UBS Braces for Hard Landing in US Credit, Favors European Debt

UBS Group AG is recommending investors to buy European credit over US debt amid signs of distress in the US loan markets, cracks emerging in private credit and a potentially severe downside risk in US high-yield debt.

(Bloomberg) — UBS Group AG is recommending investors to buy European credit over US debt amid signs of distress in the US loan markets, cracks emerging in private credit and a potentially severe downside risk in US high-yield debt.

“We acknowledge US high yield is better positioned — mainly on the shift in credit quality,” UBS analysts led by Matthew Mish wrote in a note on Wednesday. “However, we still believe credit is heading for a hard landing.”

The riskiest corners of US credit are already flashing some warning signals for a hard landing, according to the analysts. An abrupt reversal in the economy — where company profit growth dovetails with higher borrowing costs and tighter access to credit — could push loan default rates to about 9% by the end of 2023 while junk defaults reach 6.5%. The share of CCC rated loans increased notably in the fourth quarter as downgrades accelerated to 7.5% from 5.4%.

Money managers that purchase loans and bundle them into bonds known as collateralized loan obligations, meanwhile, are avoiding more of the troubled companies for now. CLO CCC exposures rose less than the broader market, to 5% from 4.2%. Both US leveraged loan and CLO spreads have lagged junk since the third quarter, consistent with higher risk aversion in loans. CCC loan prices, meanwhile, have underperformed BB bonds, putting incremental pressure on recovery values, according to the Swiss bank.

“Overall we think refinancing capacity remains constrained with leveraged loan 2024-2025 maturities on the horizon,” wrote the analysts. “On balance, we view recent developments as marginally negative.”

Defaults have yet to pick up in leveraged loans and junk markets but the bank is starting to see signs of rising private credit defaults — to about 5% — inclusive of soft credit events like covenant breaches. The development is consistent with the rapid growth in the middle market coupled with the concentration in lowest rated loans and higher dependence on floating rate debt, the analysts wrote.

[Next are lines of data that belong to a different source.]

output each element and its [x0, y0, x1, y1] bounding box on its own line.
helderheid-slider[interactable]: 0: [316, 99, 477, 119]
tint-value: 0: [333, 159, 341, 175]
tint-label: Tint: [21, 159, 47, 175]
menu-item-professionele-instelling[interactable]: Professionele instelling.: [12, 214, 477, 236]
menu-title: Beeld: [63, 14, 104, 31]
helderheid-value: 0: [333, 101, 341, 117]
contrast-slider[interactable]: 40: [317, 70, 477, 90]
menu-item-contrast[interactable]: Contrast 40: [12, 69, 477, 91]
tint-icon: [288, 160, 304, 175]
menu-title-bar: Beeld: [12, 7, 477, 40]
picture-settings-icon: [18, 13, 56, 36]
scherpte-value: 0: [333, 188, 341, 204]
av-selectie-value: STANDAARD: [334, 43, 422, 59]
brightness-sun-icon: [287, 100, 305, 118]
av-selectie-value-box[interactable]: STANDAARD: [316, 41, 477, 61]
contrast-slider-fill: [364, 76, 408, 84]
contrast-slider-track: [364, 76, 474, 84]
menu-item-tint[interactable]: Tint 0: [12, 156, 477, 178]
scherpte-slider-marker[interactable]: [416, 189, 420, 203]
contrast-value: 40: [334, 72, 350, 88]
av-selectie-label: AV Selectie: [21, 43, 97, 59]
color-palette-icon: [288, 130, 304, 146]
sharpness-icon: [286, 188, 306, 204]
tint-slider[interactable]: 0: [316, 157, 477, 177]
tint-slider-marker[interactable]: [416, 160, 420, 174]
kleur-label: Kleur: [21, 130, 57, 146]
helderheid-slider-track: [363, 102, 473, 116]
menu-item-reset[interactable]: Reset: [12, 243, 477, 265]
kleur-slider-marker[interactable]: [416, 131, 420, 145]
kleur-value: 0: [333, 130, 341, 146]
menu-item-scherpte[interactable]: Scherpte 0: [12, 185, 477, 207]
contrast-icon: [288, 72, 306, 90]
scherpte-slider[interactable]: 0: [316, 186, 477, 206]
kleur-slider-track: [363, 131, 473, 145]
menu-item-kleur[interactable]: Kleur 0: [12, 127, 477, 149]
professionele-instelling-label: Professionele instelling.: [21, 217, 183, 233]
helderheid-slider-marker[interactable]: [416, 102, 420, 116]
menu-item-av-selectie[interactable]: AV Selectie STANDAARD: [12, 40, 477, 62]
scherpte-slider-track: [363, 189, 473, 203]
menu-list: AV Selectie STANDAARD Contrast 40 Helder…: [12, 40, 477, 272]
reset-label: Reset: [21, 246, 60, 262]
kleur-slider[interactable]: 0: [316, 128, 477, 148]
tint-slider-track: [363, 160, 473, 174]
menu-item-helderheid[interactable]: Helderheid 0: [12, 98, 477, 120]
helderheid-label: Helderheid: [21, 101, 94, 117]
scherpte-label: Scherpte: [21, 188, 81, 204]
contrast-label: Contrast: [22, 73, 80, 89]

The US junk market isn’t pricing in even a mild recession, said the analysts. The bonds have gained for a fifth straight session, and yields have fallen to 8.03%, the lowest since late August. Average junk spreads ended Wednesday at 416 basis points, about 53 basis points tighter than where they were at the end of 2022, according to Bloomberg indexes. The analysts acknowledge the junk market is better positioned, mainly on the shift in credit quality but says the risk to the downside is severe. 

UBS remains tactically cautious on credit spreads at current levels. They are underweight CCC rated debt and overweight BBs. They also favor sectors more insulated from default risks, including utilities, staples and industrials.